This past weekend, Democratic leaders gathered in Washington, D.C., to elect new leadership for the Democratic National Committee. With the new Trump administration already trampling on the rights of U.S. citizens, purging watchdogs, destroying alliances, rolling back the U.S. government’s commitment to equality and much, much more, the stakes couldn’t be higher. And after the party lost the White House and the Senate and failed to retake the House, surely change was in the air? No. The DNC’s members elevated the committee’s vice chair to chair and kept much of the senior leadership intact.
As Trump is upending every democratic norm in existence, the Democratic Party is doubling down on status quo and seniority — to the detriment of both the party and the country.
The insistence on continuity is baffling given that the party’s reputation is in tatters.
In the Senate, Democratic leadership hasn’t changed in almost a decade. That leadership’s response to the first two weeks of the Trump administration has been sclerotic at best: We had Minority Whip Dick Durbin issue a joint memo with Republican Chuck Grassley that no one will read, Majority Leader Chuck Schumer talking about how people are “aroused” by the administration’s funding freeze (leading to this funny rebuke from Seth Meyers) and Sen. Amy Klobuchar, the third-ranking Democrat, bragging about her Inauguration Day limo ride with Trump. The New York Times reported that in a phone call last week, Democratic governors ranging from Minnesota’s Tim Walz to Kansas’ Laura Kelly to Kentucky’s Andy Beshear begged Schumer and Senate Democrats to push back more forcefully against the new administration.

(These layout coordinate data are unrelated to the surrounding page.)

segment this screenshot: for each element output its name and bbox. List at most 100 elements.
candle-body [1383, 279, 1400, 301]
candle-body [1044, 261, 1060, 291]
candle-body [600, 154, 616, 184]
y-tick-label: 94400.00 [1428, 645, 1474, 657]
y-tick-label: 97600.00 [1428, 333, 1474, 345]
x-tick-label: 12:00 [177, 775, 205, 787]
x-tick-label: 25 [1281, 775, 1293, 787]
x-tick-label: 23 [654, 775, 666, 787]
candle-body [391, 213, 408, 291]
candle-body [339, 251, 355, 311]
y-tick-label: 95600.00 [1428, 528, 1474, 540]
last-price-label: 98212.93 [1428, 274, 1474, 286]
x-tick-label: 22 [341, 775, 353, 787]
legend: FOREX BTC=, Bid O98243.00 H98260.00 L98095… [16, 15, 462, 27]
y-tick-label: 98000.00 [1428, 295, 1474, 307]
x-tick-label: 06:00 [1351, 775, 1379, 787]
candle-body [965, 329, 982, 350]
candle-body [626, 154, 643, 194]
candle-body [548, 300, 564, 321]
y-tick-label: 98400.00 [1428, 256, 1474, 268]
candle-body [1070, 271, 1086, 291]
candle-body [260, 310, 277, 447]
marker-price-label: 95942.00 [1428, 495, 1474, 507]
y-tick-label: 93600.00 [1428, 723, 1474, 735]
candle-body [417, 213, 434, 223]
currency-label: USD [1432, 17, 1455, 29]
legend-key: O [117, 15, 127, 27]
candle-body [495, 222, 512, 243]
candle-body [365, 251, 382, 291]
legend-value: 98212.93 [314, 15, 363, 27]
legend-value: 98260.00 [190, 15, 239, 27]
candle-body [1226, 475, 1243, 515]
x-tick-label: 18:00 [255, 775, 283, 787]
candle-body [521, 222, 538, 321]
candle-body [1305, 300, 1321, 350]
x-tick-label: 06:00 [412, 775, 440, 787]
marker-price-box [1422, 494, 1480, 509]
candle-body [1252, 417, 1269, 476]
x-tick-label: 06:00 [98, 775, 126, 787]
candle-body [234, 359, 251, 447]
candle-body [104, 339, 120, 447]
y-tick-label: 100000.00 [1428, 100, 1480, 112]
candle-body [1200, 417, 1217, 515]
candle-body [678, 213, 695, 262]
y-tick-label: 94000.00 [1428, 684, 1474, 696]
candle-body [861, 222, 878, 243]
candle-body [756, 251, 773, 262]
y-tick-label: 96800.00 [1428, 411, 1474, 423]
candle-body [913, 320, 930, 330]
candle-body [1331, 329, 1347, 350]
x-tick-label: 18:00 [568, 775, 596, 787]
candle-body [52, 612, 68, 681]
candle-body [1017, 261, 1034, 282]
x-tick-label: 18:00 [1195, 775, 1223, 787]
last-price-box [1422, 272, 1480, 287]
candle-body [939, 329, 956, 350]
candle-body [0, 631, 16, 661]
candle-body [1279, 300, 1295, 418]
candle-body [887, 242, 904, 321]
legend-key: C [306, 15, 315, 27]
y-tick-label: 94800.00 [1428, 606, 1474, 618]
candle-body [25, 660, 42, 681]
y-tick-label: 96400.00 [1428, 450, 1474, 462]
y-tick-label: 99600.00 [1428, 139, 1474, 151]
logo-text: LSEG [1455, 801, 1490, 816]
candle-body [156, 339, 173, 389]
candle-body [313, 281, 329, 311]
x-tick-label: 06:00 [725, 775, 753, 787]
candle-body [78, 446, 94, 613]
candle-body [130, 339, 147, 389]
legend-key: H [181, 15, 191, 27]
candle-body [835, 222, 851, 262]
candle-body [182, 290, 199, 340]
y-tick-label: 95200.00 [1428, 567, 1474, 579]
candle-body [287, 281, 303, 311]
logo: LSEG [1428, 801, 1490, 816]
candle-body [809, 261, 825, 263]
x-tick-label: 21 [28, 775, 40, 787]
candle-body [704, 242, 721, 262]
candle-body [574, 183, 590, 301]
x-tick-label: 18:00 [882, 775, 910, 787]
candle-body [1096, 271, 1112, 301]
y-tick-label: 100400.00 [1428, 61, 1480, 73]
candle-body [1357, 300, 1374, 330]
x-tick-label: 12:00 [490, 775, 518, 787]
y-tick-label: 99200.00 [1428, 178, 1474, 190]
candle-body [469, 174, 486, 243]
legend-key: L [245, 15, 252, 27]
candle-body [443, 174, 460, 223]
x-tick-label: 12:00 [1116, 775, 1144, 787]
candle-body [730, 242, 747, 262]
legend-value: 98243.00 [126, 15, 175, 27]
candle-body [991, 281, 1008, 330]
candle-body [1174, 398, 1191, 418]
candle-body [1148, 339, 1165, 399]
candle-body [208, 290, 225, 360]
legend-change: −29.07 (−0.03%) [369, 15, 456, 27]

In the House, things are slightly better: The top three Democratic leadership positions changed hands at the start of the last Congress (and unlike their Senate counterparts, House Democrats did gain seats this cycle). But in December, House Democrats, partly at the urging of the 84-year-old former House Speaker Nancy Pelosi, voted against Rep. Alexandria Ocasio-Cortez’s bid to be the top Democrat on the crucial Oversight Committee. The Democratic caucus cast her aside in favor of Rep. Gerry Connolly, a 74-year-old who had just been diagnosed with cancer.
The insistence on continuity is baffling given that the party’s reputation is in tatters. A recent New York Times/Ipsos poll found many see the Democratic Party’s priorities as out of touch with their own. In a Quinnipiac University poll last month, 57% of respondents had unfavorable views of the Democratic Party — the worst since Quinnipiac began asking this question in 2008. In addition, young voters moved sharply right in the last four years. Persisting in gerontocracy won’t win back voters who have almost 50 years before retirement.
This isn’t to say there aren’t some signs of hope amid what has been a generally dismal response to the second Trump presidency. Though new DNC chair Ken Martin has been part of the committee for eight years already, he is considering a return to Howard Dean’s “50 State strategy” from the mid-2000s. That’s not a new approach, but it is a break with the status quo. The committee also did have new talents elected as vice chairs, including Malcolm Kenyatta, Artie Blanco and David Hogg.
But the contrast to 2017 couldn’t be starker. Then, we saw thousands march against Trump in Washington. Now we see Sen. John Fetterman march to Mar-a-Lago to express support for Trump’s nominees. Too many Democrats expressed openness to working with Elon Musk and Robert F. Kennedy Jr. And even as lawmakers have begun to express more outrage at the administration’s latest moves, they’ve largely avoided stalling his nominees — or announced “emergency” meetings to take place a day later.
Critics of Democrats previous approach will claim the Resistance didn’t work. They couldn’t be more wrong: It led to Dems’ winning the House in 2018 and retaking the Senate and the White House the election after that. As for their 2024 struggles, Democrats should learn to elevate new voices who connect to more voters, especially younger Americans plugged into the new media. Instead, they are staying with what they know, while the country as we know it is collapsing around us.